Max B’s stage return anchored a set built on the year’s defining New York rap hit, with a rare awards-show assist from Rick Ross.
The BET Awards stage has hosted louder comebacks, but few with the quiet resonance of Max B’s return. On Sunday night, the Harlem rapper stood beside French Montana at Los Angeles’ Peacock Theater, running through “Ever Since U Left Me (I Went Deaf)” with the kind of ease that erases years of absence.
The track, lifted from their Coke Wave 3.5: Narcos mixtape, has become an unlikely anchor in the year’s rap conversation. Built on a prominent sample of KC and the Sunshine Band’s “That’s the Way (I Like It),” it topped Billboard’s US Rhythmic Airplay chart and earned the duo a Best Group nomination.

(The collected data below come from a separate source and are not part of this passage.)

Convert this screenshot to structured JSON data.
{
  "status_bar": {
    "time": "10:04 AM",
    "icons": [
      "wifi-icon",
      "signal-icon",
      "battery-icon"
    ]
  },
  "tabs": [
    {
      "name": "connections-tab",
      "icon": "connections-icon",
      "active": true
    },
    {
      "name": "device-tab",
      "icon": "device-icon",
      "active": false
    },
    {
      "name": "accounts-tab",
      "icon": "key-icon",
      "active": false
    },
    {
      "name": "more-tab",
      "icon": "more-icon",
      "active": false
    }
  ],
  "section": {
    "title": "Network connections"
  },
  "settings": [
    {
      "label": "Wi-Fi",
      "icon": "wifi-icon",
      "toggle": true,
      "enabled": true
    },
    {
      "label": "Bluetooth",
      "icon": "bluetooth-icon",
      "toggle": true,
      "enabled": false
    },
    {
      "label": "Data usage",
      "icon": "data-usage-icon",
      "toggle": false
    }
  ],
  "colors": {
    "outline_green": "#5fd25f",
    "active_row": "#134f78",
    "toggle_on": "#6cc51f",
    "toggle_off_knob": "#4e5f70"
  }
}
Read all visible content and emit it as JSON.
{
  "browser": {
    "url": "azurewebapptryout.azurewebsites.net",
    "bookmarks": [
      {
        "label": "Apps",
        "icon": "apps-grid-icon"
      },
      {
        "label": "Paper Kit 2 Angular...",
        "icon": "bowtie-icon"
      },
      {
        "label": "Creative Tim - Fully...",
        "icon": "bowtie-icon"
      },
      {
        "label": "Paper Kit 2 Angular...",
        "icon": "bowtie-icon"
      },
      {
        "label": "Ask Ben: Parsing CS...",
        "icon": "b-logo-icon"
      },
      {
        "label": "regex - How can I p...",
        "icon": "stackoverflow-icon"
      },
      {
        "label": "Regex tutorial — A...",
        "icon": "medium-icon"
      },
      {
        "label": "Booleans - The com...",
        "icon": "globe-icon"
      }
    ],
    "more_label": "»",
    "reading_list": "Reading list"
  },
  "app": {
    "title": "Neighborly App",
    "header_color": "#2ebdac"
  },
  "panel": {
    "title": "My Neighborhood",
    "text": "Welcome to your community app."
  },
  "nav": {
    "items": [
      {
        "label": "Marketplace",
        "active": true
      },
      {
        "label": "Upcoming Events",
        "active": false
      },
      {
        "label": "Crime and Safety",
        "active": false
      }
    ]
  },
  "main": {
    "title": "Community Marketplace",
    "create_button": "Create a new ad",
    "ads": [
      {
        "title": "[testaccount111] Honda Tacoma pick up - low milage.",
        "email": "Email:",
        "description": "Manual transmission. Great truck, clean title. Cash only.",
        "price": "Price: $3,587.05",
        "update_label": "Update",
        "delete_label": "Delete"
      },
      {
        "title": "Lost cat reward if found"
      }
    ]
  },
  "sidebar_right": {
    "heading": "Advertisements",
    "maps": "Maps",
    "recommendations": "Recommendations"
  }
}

The performance was straightforward—Max B in all black, a beat switch during his verse, a squadron of dancers—but the weight came from context, not staging.
Mid-set, Rick Ross emerged for “Minks In Miami,” the three artists draped in furs as pyrotechnics flashed around them. It marked Rozay’s first BET Awards slot in over a decade; his last was 2012, when he led a Maybach Music Group medley. The sighting doubled as punctuation for his year-long celebration of Port of Miami’s 20th anniversary, the 2006 debut that launched him from “Hustlin” to southern rap institution.
The moment was less a victory lap than a reminder of how cycles work. A sample from 1975, a debut from 2006, a mixtape sequel, and a stage in 2026—each piece dependent on the one before it.